Théâtre de la République et des Arts (théâtre de l’Opéra)

Titre :

Saül

Genre

oratorio mis en action

Nombre d'actes :

3 parties

Vers ou prose ,

vers

Musique :

oui

Date de création :

6 avril 1803

Théâtre :

Théâtre de la République et des Arts (Opéra)

Auteur(s) des paroles :

Morel, Deschamps, Després

Compositeur(s) :

Haydn, Mozart, Cimarosa, Haendel, Paesiello, Gossec, Philidor ; arrangements de Lachnith et Kalbrenner

Almanach des Muses 1804

Sujet tiré des livres saints. Quelques scènes dans lesquelles on a parodié des airs, trio, chœurs, etc. de Cimarosa, Paësiello, Mozart, et plusieurs autres compositeurs. Du succès.

Courrier des spectacles, n° 2223 du 17 germinal an 11 [7 avril 1803], p. 2 :

Théâtre de l'Opéra.

L’Oratorio de Saül a été entendu hier avec autant d’intérêt que de plaisir.

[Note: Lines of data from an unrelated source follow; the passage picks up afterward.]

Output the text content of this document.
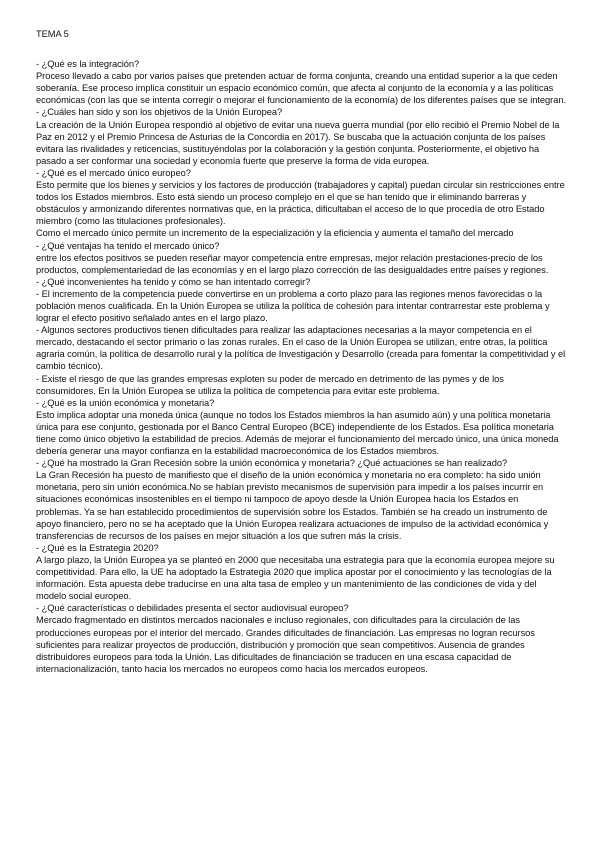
TEMA 5
- ¿Qué es la integración?
Proceso llevado a cabo por varios países que pretenden actuar de forma conjunta, creando una entidad superior a la que ceden soberanía. Ese proceso implica constituir un espacio económico común, que afecta al conjunto de la economía y a las políticas económicas (con las que se intenta corregir o mejorar el funcionamiento de la economía) de los diferentes países que se integran.
- ¿Cuáles han sido y son los objetivos de la Unión Europea?
La creación de la Unión Europea respondió al objetivo de evitar una nueva guerra mundial (por ello recibió el Premio Nobel de la Paz en 2012 y el Premio Princesa de Asturias de la Concordia en 2017). Se buscaba que la actuación conjunta de los países evitara las rivalidades y reticencias, sustituyéndolas por la colaboración y la gestión conjunta. Posteriormente, el objetivo ha pasado a ser conformar una sociedad y economía fuerte que preserve la forma de vida europea.
- ¿Qué es el mercado único europeo?
Esto permite que los bienes y servicios y los factores de producción (trabajadores y capital) puedan circular sin restricciones entre todos los Estados miembros. Esto está siendo un proceso complejo en el que se han tenido que ir eliminando barreras y obstáculos y armonizando diferentes normativas que, en la práctica, dificultaban el acceso de lo que procedía de otro Estado miembro (como las titulaciones profesionales).
Como el mercado único permite un incremento de la especialización y la eficiencia y aumenta el tamaño del mercado
- ¿Qué ventajas ha tenido el mercado único?
entre los efectos positivos se pueden reseñar mayor competencia entre empresas, mejor relación prestaciones-precio de los productos, complementariedad de las economías y en el largo plazo corrección de las desigualdades entre países y regiones.
- ¿Qué inconvenientes ha tenido y cómo se han intentado corregir?
- El incremento de la competencia puede convertirse en un problema a corto plazo para las regiones menos favorecidas o la población menos cualificada. En la Unión Europea se utiliza la política de cohesión para intentar contrarrestar este problema y lograr el efecto positivo señalado antes en el largo plazo.
- Algunos sectores productivos tienen dificultades para realizar las adaptaciones necesarias a la mayor competencia en el mercado, destacando el sector primario o las zonas rurales. En el caso de la Unión Europea se utilizan, entre otras, la política agraria común, la política de desarrollo rural y la política de Investigación y Desarrollo (creada para fomentar la competitividad y el cambio técnico).
- Existe el riesgo de que las grandes empresas exploten su poder de mercado en detrimento de las pymes y de los consumidores. En la Unión Europea se utiliza la política de competencia para evitar este problema.
- ¿Qué es la unión económica y monetaria?
Esto implica adoptar una moneda única (aunque no todos los Estados miembros la han asumido aún) y una política monetaria única para ese conjunto, gestionada por el Banco Central Europeo (BCE) independiente de los Estados. Esa política monetaria tiene como único objetivo la estabilidad de precios. Además de mejorar el funcionamiento del mercado único, una única moneda debería generar una mayor confianza en la estabilidad macroeconómica de los Estados miembros.
- ¿Qué ha mostrado la Gran Recesión sobre la unión económica y monetaria? ¿Qué actuaciones se han realizado?
La Gran Recesión ha puesto de manifiesto que el diseño de la unión económica y monetaria no era completo: ha sido unión monetaria, pero sin unión económica.No se habían previsto mecanismos de supervisión para impedir a los países incurrir en situaciones económicas insostenibles en el tiempo ni tampoco de apoyo desde la Unión Europea hacia los Estados en problemas. Ya se han establecido procedimientos de supervisión sobre los Estados. También se ha creado un instrumento de apoyo financiero, pero no se ha aceptado que la Unión Europea realizara actuaciones de impulso de la actividad económica y transferencias de recursos de los países en mejor situación a los que sufren más la crisis.
- ¿Qué es la Estrategia 2020?
A largo plazo, la Unión Europea ya se planteó en 2000 que necesitaba una estrategia para que la economía europea mejore su competitividad. Para ello, la UE ha adoptado la Estrategia 2020 que implica apostar por el conocimiento y las tecnologías de la información. Esta apuesta debe traducirse en una alta tasa de empleo y un mantenimiento de las condiciones de vida y del modelo social europeo.
- ¿Qué características o debilidades presenta el sector audiovisual europeo?
Mercado fragmentado en distintos mercados nacionales e incluso regionales, con dificultades para la circulación de las producciones europeas por el interior del mercado. Grandes dificultades de financiación. Las empresas no logran recursos suficientes para realizar proyectos de producción, distribución y promoción que sean competitivos. Ausencia de grandes distribuidores europeos para toda la Unión. Las dificultades de financiación se traducen en una escasa capacidad de internacionalización, tanto hacia los mercados no europeos como hacia los mercados europeos.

Nous indiquerons plus en détail dans le prochain numéro les morceaux qui ont fait le plus de sensation.

B * * *          

Courrier des spectacles, n° 2224 du 18 germinal an 11 [8 avril 1803], p. 2 :

[L'oratorio Saül est une large production collective : trois auteurs pour le texte, appuyé sur les libres de la Bible, et deux arrangeurs pour les morceaux empruntés à six compositeurs italiens, allemands, et même français. Cet oratorio est de plus mis « en action », ce qui le fait devenir une sorte d'opéra. L'ensemble des participants à cette mise en espace est félicitée : les arrangeurs de la musique, qui « ont donné en cette occasion une nouvelle preuve de leur goût » comme les auteurs du poëme, qui a « assez de suite » et » assez d'intérêt » pour devenir un véritable spectacle. Le critique choisit de montrer le lien entre les épisodes de l'intrigue et les morceaux choisis pour les accompagner. Il fait ainsi défiler divers moments où la musique bien servie par des interprètes remarquables a suscité l'enthousiasme du public. On voit défiler les grands compositeurs du temps, un seul étant signalé comme très ancien (la musique de Händel, vieille d'un siècle environ, est vue comme une « antiquité »). La fin de l'oratorio utilise le décor d'un opéra repris à partir de 1797, l'Alceste de Gluck. Après avoir énuméré neuf morceaux, il ne reste plus qu'à signaler le travail du chorégraphe « qui a composé et dirigé tous les accessoires du nouvel Oratorio »

Théâtre de l'Opéra.

Saül, oratorio.

L’idée ingénieuse de mettre l’oratorio de Saül en action a été couronnée d’un entier succès : c’est en quelque sorte un opéra nouveau monté avec magnificence, et cela huit jours après la première représentation de Proserpine. Que faut-il admirer ici davantage ou de l'activité de ceux qui dirigent ce brillant établissement , ou du zèle des artistes pour en augmenter de plus en plus la splendeur ? MM. Lacnith et Kalbrenner qui s’étoient chargés de rassembler les morceaux de musique pour les adapter au poëme, ont donné en cette occasion une nouvelle preuve de leur goût

Ce poëme qui a été pour ainsi dire improvisé par MM. Morel , Deschamps et Desprez avoit cependant assez de suite et présentoit assez d'intérêt pour être susceptible de tout le mouvement de la scene et de tous les détails accessoires d'un grand spectacle : aussi rien n’est-il épargné pour la pompe théâtrale.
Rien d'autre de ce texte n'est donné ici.